Papadopulos ABD’nin kara listesinde |
Prof. Dr. Ata ATUN |
|
23 Nisan 2004 günü televizyona çıkan ve göz yaşları içinde ertesi gün yapılacak referandumda Rum halkından “HAYIR” demelerini isteyen ve bunda da başarılı olan Papadopulos, adada barışa ve çözüme engel olduğu için o gün bu gündür ABD’nin kara listesinde.
Araya giren aracılar ne havayı yumuşatabildiler ne de Papadopulos’u kara listeden çıkarmayı başarabildiler.
Son olarak Mart ayından beri Papadopulos’u söz konusu kara listeden çıkarmak için yoğun bir çaba gösteren Yunanistan Dışişleri Bakanı Petros Molivaitis’de bu uğraşılarından bir sonuç alamadı.
ABD’nin Kıbrıs sorununun çözümü çabalarında yer alan üst düzey bürokratlar hala Papadopulos’a kızgınlar ve onlara göre bu durum pek de değişmedi.

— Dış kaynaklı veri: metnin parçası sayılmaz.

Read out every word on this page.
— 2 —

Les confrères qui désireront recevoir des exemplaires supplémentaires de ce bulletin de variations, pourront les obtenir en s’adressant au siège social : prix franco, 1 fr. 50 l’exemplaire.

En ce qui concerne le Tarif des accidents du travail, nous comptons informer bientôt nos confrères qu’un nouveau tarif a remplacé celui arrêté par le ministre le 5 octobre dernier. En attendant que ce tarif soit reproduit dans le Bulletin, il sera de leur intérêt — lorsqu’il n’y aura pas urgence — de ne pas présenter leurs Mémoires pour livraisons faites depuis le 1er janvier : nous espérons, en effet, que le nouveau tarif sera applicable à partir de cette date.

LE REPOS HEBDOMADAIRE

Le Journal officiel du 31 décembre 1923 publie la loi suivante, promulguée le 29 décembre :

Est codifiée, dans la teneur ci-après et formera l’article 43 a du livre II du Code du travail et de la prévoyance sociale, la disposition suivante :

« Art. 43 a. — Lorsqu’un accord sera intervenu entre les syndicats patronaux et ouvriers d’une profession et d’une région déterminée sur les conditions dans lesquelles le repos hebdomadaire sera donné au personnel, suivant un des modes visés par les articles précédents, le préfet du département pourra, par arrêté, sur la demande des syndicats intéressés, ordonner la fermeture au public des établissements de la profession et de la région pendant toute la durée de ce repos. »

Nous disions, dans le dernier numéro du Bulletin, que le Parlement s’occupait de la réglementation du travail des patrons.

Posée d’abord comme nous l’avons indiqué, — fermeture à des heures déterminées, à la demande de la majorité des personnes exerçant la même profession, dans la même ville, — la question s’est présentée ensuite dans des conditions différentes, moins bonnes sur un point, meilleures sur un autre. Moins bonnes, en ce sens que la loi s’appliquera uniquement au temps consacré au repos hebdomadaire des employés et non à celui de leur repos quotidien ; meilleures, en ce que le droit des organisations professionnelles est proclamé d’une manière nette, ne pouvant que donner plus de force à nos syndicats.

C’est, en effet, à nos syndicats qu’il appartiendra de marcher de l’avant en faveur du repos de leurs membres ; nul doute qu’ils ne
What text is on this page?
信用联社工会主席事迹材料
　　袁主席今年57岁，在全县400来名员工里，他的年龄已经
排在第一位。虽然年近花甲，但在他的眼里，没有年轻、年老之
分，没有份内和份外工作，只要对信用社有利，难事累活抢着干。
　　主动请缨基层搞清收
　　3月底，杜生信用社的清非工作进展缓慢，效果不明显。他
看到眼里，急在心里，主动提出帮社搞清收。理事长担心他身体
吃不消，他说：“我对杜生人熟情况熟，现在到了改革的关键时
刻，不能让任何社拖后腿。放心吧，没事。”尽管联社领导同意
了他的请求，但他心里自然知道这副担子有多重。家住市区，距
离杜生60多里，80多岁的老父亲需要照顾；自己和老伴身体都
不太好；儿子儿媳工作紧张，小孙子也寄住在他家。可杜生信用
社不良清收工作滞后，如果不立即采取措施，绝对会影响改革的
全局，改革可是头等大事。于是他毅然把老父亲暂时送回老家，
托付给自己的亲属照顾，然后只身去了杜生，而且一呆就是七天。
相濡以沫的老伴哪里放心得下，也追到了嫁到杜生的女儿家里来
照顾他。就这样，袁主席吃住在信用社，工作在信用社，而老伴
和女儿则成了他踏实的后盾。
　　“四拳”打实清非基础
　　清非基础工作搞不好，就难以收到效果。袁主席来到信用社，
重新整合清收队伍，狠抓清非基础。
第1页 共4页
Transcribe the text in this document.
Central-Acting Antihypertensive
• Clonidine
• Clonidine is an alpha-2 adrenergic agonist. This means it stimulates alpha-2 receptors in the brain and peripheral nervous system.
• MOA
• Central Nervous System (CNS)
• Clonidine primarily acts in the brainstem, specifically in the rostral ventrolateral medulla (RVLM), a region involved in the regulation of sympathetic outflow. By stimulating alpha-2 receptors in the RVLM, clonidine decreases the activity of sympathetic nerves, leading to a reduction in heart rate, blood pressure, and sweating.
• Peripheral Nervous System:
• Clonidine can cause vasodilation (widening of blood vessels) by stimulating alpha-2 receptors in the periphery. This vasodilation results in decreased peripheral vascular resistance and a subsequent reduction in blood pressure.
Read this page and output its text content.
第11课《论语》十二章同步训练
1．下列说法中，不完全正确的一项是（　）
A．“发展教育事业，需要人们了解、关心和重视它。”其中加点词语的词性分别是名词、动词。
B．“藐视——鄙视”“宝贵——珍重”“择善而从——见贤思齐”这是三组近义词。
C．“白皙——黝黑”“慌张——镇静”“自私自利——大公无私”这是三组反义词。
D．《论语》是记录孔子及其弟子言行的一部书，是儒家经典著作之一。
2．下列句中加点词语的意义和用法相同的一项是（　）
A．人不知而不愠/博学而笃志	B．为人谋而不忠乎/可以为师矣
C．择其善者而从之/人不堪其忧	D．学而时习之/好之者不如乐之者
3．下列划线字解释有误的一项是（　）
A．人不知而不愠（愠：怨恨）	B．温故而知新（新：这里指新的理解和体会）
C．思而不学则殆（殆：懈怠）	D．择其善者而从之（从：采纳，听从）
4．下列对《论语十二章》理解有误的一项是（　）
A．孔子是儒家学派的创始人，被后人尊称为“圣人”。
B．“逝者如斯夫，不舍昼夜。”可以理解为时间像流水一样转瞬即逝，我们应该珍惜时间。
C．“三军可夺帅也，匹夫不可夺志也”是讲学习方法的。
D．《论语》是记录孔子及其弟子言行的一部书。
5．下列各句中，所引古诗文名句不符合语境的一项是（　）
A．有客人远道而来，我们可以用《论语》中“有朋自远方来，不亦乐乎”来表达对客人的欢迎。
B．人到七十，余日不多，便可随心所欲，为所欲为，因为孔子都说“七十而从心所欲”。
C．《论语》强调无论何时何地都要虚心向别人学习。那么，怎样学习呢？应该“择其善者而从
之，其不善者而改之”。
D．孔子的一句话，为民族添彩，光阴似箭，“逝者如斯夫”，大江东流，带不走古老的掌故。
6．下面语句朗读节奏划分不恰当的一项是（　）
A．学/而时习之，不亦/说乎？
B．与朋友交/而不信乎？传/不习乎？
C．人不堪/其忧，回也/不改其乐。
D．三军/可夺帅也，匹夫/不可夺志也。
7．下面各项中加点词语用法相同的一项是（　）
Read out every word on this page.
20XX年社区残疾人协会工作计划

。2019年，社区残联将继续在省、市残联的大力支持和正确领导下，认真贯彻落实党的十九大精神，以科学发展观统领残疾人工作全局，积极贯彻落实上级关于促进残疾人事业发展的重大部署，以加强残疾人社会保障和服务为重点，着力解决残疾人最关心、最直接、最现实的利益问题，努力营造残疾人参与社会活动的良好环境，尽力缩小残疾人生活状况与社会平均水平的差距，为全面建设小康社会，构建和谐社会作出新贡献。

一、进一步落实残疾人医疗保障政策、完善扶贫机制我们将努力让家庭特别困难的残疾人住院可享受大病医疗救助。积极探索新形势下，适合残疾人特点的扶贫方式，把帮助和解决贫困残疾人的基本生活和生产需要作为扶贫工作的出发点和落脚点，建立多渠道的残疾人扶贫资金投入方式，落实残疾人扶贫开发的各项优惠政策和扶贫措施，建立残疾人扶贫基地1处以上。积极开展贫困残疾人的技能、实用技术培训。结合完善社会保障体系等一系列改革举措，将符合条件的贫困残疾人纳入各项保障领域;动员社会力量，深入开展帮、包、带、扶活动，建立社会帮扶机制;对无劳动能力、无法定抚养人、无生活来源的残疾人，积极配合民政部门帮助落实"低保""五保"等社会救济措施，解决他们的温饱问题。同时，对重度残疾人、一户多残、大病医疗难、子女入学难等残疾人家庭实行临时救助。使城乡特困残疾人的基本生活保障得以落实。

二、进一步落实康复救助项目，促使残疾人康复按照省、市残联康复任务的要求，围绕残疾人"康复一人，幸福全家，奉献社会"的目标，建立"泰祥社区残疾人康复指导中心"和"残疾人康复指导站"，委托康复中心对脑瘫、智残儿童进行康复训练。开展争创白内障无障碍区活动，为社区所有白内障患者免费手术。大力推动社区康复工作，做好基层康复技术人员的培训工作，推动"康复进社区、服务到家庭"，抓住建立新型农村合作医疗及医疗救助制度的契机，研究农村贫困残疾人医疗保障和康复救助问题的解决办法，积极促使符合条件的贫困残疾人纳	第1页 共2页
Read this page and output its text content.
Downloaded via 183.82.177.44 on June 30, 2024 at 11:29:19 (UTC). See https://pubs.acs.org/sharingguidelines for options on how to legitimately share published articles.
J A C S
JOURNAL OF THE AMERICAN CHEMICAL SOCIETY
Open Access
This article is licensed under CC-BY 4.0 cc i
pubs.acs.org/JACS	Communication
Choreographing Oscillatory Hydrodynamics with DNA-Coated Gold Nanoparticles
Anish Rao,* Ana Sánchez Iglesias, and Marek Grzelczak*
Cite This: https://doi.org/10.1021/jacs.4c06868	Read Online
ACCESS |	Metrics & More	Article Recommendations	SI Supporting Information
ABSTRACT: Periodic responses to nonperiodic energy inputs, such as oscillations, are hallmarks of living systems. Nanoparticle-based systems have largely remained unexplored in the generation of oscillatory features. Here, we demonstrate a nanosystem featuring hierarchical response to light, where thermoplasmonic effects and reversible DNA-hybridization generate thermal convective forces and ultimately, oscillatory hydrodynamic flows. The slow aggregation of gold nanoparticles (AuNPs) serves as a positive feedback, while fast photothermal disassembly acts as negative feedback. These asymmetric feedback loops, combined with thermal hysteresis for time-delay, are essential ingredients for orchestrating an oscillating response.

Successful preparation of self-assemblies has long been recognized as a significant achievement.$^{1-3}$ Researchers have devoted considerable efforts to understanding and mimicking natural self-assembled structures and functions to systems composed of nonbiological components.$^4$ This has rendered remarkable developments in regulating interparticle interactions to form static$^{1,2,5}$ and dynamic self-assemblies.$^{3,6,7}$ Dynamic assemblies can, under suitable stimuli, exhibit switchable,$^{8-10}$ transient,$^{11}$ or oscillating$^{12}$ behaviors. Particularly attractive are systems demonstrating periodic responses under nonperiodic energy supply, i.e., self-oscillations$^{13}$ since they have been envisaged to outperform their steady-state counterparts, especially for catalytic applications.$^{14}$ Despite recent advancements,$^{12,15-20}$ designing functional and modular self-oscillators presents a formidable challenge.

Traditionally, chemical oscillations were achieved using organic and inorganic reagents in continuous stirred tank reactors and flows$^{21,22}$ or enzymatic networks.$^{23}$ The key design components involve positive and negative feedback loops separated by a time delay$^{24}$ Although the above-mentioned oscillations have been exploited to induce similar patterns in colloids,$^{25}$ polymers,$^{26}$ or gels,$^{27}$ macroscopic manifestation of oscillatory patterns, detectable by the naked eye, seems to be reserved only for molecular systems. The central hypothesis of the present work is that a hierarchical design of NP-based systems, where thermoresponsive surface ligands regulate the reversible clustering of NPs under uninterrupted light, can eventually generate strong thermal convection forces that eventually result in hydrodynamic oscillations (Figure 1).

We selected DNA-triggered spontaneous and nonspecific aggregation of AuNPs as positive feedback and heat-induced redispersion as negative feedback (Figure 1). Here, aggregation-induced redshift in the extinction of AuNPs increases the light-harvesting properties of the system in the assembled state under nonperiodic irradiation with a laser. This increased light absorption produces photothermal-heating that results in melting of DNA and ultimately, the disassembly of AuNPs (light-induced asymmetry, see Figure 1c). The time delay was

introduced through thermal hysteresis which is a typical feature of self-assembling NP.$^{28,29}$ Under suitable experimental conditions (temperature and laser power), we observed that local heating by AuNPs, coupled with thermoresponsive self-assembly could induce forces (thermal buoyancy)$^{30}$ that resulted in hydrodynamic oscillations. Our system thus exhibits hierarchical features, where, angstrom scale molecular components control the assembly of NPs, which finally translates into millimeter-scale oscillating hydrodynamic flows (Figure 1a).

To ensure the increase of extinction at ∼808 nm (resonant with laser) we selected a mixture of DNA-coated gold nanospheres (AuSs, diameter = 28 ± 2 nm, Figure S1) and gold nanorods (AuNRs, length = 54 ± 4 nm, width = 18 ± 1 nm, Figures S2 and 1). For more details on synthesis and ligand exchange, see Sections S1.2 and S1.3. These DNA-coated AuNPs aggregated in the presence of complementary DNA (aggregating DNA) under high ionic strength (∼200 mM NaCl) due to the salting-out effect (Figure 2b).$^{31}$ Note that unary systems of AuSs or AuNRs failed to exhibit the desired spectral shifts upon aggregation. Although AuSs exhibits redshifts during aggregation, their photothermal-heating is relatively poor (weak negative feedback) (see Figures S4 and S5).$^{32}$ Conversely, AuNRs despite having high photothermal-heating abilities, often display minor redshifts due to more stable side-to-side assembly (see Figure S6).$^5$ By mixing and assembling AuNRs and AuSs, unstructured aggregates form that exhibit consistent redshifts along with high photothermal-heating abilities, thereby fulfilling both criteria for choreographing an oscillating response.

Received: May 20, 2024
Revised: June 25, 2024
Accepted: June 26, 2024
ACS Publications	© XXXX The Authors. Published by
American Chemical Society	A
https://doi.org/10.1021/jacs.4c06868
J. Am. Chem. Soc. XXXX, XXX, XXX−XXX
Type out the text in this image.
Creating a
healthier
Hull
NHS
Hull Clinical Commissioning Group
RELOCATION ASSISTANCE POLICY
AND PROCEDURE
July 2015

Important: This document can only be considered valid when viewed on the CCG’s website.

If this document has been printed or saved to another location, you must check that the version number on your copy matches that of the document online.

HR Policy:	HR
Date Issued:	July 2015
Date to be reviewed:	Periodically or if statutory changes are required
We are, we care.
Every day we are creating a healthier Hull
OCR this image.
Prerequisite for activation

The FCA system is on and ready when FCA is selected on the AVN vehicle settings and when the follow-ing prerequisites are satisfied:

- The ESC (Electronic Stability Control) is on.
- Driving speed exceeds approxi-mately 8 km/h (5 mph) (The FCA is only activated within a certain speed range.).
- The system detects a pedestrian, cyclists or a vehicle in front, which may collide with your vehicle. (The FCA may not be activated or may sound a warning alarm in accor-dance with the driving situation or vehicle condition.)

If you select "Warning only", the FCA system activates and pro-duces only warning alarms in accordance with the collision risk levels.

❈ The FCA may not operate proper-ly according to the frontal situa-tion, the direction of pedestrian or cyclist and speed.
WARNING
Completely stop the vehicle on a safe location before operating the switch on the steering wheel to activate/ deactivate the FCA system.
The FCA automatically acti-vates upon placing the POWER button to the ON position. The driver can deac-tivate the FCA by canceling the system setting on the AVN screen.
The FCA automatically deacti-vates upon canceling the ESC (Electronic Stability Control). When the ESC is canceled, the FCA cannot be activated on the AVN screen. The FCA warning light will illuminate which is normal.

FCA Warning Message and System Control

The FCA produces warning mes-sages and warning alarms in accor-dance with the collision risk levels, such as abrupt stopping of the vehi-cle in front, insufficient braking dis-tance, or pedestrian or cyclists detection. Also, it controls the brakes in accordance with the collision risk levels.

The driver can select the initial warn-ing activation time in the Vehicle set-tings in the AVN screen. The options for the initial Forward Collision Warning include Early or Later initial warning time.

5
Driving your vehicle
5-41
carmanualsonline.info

Bu nedenle ABD, Kıbrıs sorununun çözümüne ilişkin yeni girişimlerinde Yunanistan Başbakanı Karamanlis’ten önemli oranda destek ve yardım bekliyor.
Papadopulos’un inadını kırmak ve olumsuz tavırlarını değiştirmek için “KKTC ile ilişki kurmak” kozunu ortaya koyan ABD, son çare olarak ABD Dış İşleri Bakanlığı müsteşarı Laura Kennedy’i Papadopulos ile konuşmak üzere Kıbrıs’a gönderdi. Kapalı kapılar ardında neler konuşuldu açıklanmadı ama, Bayan Kennedy’in Papadopulos’a yaptığı telkinlerden veya bir diğer tabirle aba altından gösterdiği sopadan sonra Papadopulos, başlatılmasına felik koyduğu müzakerelerin tekrar başlatılabilmesi amacı ile BM Genel Sekreteriyle ön görüşmeler yapmak üzere BM merkezine bir temsilci gönderdi.
New York’a özel görev ve yetkilerle giden Papadopulos’un temsilcisi Tasos Çonis, BM Genel Sekreteri Yardımcısı Kieran Prendergast ile yaptığı beş görüşmeden sonra gerçeği tüm berraklığı ile gördü.
Yunanistan’ın New York’taki tüm diplomatik personelinin çabaları ve kendisinin de tüm girişimlerine rağmen Tasos Conis, Prendergast ile yaptığı temaslarda Papadopulos’un taleplerinden sadece 3 tanesinin dikkate alınmasını başarabildi. Bunlar da Kıbrıs sorununun özüne ilişkin konular değil, değil sürece ilişkin konular oldu.
Bunlar sırası ile :
1- Önleyici hakemliğin olmaması,
2- Rum tezlerinin yazılı olarak sunulmaması,
3- Boğucu takvimlerin olmaması,
Bu taleplere karşılık BM’nin alternatif önerileri ise şöyle;
1- Süreç boyunca hakemlik olacak.
2- Sözlü sunulan Rum tezleri, BM tarafından, Kıbrıs Rum tarafının da onayıyla yazıya geçirilecek.
3- Takvim boğucu olmayacak ama çalışma programına uyulacak.
Bence bu alternatiflerle Rum tarafı bayağı bir köşeye sıkıştı ve tam tabirle iki cami arasında kaldı.
P rendergast’ın bölgeye gerçekleştireceği ziyaret ve ardından 10 Mayıs tarihinde BM Genel Sekreteri Annan’ı bilgilendirmesi, diplomatik kaynaklarca “ilk basamak” olarak değerlendiriliyor.
Papadopulos’un dışındaki herkes artık yeni bir sürecin başladığını vurguluyor.